Most soy sauce, of course, contains wheat and is not gluten-free. Therefore, you'll need to steer clear of any sushi prepared with a marinade or sauce unless you know for certain it was prepared with gluten-free soy sauce.

    You'll also need to watch out for wasabi, the eye-watering green paste that adds a major kick to your sushi. Many sushi restaurants (especially in the United States) don't use real wasabi; instead, they use a mixture of horseradish, mustard and other ingredients (including green food coloring). Although I haven't run across any wheat-containing wasabi myself, I've heard enough reports from others to know that it's lurking out there.

    To guard against this, you should ask the restaurant to let you review the ingredients of the wasabi in use... or better yet, bring a small container of your own, 100% real wasabi. You can purchase real powdered wasabi root at Asian grocery stores, or order it online; Sushi Sonic and Pacific Farms are two manufacturers.

    If you react to gluten grain-derived vinegars (as some people do), be aware that the rice used to make sushi almost always is seasoned with sushi vinegar.

    This vinegar most often is distilled from rice, but it occasionally can include distilled gluten grains.

    I was badly glutened once by sushi vinegar that contained barley, and so I now either ask the sushi place to make my order with plain rice in place of sushi rice, or I order sashimi (plain fish) instead of sushi when I visit a sushi bar.

    However, from a gluten cross-contamination standpoint, sushi restaurants actually are quite safe—you can sit there at the sushi bar and watch the chef prepare your food, and unless the restaurant makes tons of tempura sushi, the sushi prep area usually is nicely gluten-free.

    A Word from Verywell

    When dining out at a sushi restaurant, I honestly take few of my usual precautions.

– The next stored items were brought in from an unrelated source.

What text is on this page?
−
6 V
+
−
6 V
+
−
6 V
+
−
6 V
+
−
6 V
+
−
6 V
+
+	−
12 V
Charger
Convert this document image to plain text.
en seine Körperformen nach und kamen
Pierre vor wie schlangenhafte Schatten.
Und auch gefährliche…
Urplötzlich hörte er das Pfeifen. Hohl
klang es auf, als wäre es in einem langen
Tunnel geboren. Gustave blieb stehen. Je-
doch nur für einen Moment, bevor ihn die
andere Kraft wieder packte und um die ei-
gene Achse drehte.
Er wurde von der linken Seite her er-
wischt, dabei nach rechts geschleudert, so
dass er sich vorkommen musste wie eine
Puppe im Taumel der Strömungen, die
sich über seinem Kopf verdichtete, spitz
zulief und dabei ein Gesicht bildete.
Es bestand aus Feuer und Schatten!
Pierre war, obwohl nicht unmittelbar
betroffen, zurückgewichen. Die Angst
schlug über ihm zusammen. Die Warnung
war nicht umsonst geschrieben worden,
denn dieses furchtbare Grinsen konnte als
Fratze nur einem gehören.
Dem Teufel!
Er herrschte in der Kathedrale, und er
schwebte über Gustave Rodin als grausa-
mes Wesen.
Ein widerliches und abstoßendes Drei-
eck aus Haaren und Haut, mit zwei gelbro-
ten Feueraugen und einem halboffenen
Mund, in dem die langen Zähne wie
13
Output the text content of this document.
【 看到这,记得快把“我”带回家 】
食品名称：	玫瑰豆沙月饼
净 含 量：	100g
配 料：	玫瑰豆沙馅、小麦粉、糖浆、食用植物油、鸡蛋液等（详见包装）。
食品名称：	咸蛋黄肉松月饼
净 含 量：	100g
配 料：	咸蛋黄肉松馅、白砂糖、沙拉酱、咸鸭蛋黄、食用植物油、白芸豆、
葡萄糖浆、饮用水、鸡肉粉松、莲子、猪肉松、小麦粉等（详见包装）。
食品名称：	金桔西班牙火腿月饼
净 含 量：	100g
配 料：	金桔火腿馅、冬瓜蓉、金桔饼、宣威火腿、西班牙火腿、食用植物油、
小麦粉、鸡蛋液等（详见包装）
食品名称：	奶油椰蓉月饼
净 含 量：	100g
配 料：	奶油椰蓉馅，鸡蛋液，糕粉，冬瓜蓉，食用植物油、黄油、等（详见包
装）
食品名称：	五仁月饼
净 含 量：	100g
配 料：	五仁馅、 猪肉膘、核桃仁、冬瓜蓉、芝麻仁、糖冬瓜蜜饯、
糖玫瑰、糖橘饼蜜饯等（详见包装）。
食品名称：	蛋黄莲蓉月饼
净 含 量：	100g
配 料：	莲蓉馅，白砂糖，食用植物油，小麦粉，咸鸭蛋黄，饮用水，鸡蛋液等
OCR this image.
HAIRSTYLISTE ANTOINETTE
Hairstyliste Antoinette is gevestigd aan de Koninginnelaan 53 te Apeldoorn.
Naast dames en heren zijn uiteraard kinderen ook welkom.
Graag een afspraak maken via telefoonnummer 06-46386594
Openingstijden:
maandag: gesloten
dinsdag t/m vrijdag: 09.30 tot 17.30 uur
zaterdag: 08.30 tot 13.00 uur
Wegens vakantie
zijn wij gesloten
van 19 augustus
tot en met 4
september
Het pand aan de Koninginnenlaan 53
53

Instead, I generally just ask the server to let the sushi chef know I'm extremely allergic to soy sauce, and so to avoid contact with any sauces or marinades when making my order. I also order sashimi instead of sushi (always ask if there's anything that's been in a marinade on a sashimi platter), and bring my own gluten-free soy sauce and wasabi (although many Japanese restaurants now are stocking gluten-free soy sauce for their customers).

    Even though there are numerous places that gluten can sneak into a sushi dinner, it's actually pretty simple to get a safe gluten-free meal at a sushi restaurant. It's more difficult to get safe sushi at a supermarket sushi bar, but note that Wegmans supermarkets have made all their sushi gluten-free.